Secolo XIX, 3 marzo 2009
Le carceri italiane sono tornate ad ospitare oltre 60 mila detenuti, quanti se ne contarono nel giugno 2006, alla vigilia dell’indulto. L’Italia raggiunge il 139% di indice di affollamento, il più alto d’Europa. L’Emilia Romagna comanda la graduatoria delle regioni con un indice pari al 189% e il triste primato di 600 aggressioni al personale penitenziario registrate negli ultimi mesi. E mancano i soldi. Gli stanziamenti per il 2009 decisi dal Dap (Dipartimento dell’Amministrazione Penitenziaria) sono stati drasticamente ridotti. Daniela Verrina, Magistrato di Sorveglianza di Genova, relatrice al convegno dell’Associazione Idee in libertà, su "Efficacia riabilitativa della pena e razionalizzazione dei costi di detenzione", ha snocciolato altri numeri da far accapponare la pelle. Nel carcere genovese di Marassi sono stipati 700 detenuti, la capienza ufficiale è di 456 posti, la capienza tollerata di 581. In compenso gli stanziamenti per le traduzioni dei detenuti sono stati tagliati del 70% e del 50% i fondi per le mercedi ai detenuti che svolgono un lavoro.
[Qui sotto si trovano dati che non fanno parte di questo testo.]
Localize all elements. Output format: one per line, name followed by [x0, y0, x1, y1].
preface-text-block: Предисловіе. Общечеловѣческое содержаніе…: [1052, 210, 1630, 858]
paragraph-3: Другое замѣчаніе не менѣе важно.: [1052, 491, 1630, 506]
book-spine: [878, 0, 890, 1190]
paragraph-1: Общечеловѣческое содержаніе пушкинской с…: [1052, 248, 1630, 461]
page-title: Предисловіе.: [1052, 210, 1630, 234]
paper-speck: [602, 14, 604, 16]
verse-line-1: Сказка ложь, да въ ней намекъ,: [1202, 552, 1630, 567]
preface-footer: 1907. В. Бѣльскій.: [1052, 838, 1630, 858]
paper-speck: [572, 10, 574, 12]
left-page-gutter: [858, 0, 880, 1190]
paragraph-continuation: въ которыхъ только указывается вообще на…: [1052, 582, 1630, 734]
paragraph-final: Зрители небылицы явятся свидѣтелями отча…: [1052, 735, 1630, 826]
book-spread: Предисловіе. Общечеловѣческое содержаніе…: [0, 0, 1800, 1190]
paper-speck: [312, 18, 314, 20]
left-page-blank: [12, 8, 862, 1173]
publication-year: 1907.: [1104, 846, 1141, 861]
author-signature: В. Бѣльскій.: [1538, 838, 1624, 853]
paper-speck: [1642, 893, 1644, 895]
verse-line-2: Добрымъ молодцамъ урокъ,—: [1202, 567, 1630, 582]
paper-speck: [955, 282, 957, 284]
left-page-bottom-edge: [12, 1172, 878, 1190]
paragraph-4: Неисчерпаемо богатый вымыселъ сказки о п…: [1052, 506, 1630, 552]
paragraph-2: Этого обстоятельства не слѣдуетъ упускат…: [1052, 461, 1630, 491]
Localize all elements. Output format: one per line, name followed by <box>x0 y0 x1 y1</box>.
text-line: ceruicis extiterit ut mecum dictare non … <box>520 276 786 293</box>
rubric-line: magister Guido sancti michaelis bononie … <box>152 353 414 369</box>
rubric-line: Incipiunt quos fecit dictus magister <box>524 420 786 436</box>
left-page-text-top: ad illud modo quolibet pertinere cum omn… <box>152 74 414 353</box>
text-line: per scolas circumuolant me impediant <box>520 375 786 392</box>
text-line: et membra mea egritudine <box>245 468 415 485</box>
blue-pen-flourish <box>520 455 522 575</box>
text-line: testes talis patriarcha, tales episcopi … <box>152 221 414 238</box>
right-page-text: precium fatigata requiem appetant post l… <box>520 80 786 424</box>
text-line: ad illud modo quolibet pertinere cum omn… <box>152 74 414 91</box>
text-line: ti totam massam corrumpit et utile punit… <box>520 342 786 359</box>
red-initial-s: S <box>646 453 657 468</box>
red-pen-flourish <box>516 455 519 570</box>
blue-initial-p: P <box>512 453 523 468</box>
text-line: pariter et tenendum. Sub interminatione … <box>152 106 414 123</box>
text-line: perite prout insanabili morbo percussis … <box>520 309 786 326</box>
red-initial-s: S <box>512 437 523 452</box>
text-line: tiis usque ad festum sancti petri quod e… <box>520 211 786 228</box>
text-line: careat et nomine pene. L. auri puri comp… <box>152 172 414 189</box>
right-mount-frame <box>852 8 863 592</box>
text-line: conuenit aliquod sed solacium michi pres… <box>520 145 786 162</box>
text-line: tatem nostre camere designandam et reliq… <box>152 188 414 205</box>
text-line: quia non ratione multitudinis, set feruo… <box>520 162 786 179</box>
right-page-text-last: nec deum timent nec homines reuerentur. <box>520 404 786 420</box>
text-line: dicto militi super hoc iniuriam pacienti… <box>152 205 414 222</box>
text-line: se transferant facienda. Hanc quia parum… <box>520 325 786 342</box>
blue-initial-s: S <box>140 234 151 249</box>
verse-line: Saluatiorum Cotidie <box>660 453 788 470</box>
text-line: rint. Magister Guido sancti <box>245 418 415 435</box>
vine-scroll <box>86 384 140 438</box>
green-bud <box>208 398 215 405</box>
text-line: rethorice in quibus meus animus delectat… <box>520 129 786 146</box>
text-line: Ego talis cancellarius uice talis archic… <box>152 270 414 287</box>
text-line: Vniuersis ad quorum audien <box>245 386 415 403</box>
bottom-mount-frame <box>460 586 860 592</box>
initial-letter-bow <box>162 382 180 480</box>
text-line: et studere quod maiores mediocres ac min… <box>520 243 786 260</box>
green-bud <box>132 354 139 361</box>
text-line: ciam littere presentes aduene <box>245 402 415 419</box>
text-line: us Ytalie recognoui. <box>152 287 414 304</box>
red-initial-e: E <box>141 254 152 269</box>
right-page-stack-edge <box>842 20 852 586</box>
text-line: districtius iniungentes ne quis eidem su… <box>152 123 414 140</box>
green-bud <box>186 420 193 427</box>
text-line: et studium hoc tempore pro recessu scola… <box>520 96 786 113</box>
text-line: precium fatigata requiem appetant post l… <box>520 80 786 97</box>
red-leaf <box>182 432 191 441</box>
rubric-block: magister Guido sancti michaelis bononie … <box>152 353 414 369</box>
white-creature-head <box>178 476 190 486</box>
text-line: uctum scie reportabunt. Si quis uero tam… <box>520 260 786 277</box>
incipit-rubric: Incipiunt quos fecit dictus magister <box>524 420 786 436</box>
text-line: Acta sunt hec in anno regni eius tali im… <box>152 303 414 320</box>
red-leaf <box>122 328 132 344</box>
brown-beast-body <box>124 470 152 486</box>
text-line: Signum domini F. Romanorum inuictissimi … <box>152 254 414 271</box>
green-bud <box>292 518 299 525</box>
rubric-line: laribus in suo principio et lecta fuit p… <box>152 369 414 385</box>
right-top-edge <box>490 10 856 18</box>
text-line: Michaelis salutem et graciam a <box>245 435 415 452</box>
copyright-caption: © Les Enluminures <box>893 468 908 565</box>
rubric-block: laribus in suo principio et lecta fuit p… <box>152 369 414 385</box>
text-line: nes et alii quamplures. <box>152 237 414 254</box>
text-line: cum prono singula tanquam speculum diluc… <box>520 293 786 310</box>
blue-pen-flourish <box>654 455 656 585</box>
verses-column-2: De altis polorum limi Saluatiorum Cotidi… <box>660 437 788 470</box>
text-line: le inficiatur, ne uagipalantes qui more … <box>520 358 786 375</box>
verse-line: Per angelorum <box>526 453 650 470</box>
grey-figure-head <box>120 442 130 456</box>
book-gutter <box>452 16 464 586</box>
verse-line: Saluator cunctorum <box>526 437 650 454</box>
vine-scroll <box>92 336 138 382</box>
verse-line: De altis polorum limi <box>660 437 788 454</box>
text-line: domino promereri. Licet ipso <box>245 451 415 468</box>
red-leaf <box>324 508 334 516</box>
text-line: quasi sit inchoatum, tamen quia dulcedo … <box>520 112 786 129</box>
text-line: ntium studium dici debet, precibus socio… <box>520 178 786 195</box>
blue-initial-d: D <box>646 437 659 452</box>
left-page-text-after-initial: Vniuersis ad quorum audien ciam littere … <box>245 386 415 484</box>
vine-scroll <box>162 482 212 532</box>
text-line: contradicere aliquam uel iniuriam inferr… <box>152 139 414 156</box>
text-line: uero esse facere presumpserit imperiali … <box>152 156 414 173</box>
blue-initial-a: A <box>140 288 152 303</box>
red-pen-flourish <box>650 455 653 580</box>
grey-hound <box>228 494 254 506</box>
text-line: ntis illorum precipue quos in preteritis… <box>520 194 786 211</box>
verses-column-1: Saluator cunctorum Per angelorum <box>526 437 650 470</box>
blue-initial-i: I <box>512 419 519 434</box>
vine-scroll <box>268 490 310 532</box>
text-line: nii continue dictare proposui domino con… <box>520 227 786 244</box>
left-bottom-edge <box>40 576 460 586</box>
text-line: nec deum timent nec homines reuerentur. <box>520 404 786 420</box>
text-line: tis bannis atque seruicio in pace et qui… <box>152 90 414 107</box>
Il Guardasigilli Alfano ne parlerà a Genova il 20 marzo. Roberto Cassinelli, deputato del Pdl, ha ricordato che l’emergenza carceraria ha indotto a conferire poteri straordinari al responsabile del Dap, Franco Ionta, ex pm alla procura di Roma. Ancora un dato illuminante: sono 16 mila i detenuti in attesa di giudizio, oltre un quarto del totale. In un anno 170 mila persone entrano ed escono dalle nostre carceri. Un turnover forsennato. Servono nuove carceri, allora? Maurizio Raso ha richiamato il modello inglese, carceri costruite con l’intervento di capitali privati, sistema citato pure dall’economista Luca Gandullia. L’avvocato Alessandro Vaccaro si è intrattenuto sul 41 bis (il carcere duro per mafiosi e terroristi), sotto revisione in senso peggiorativo. Giuseppe Comparone, direttore del carcere di Genova Pontedecimo, si è soffermato sulle difficoltà provocate dai tagli di bilancio al lavoro in carcere. L’architetto Paolo Falabrino ha stimato che costruire un carcere costa il 450% in più che ristrutturare una struttura esistente. Giustizia: lavoro a rischio per gli operatori sanitari penitenziari?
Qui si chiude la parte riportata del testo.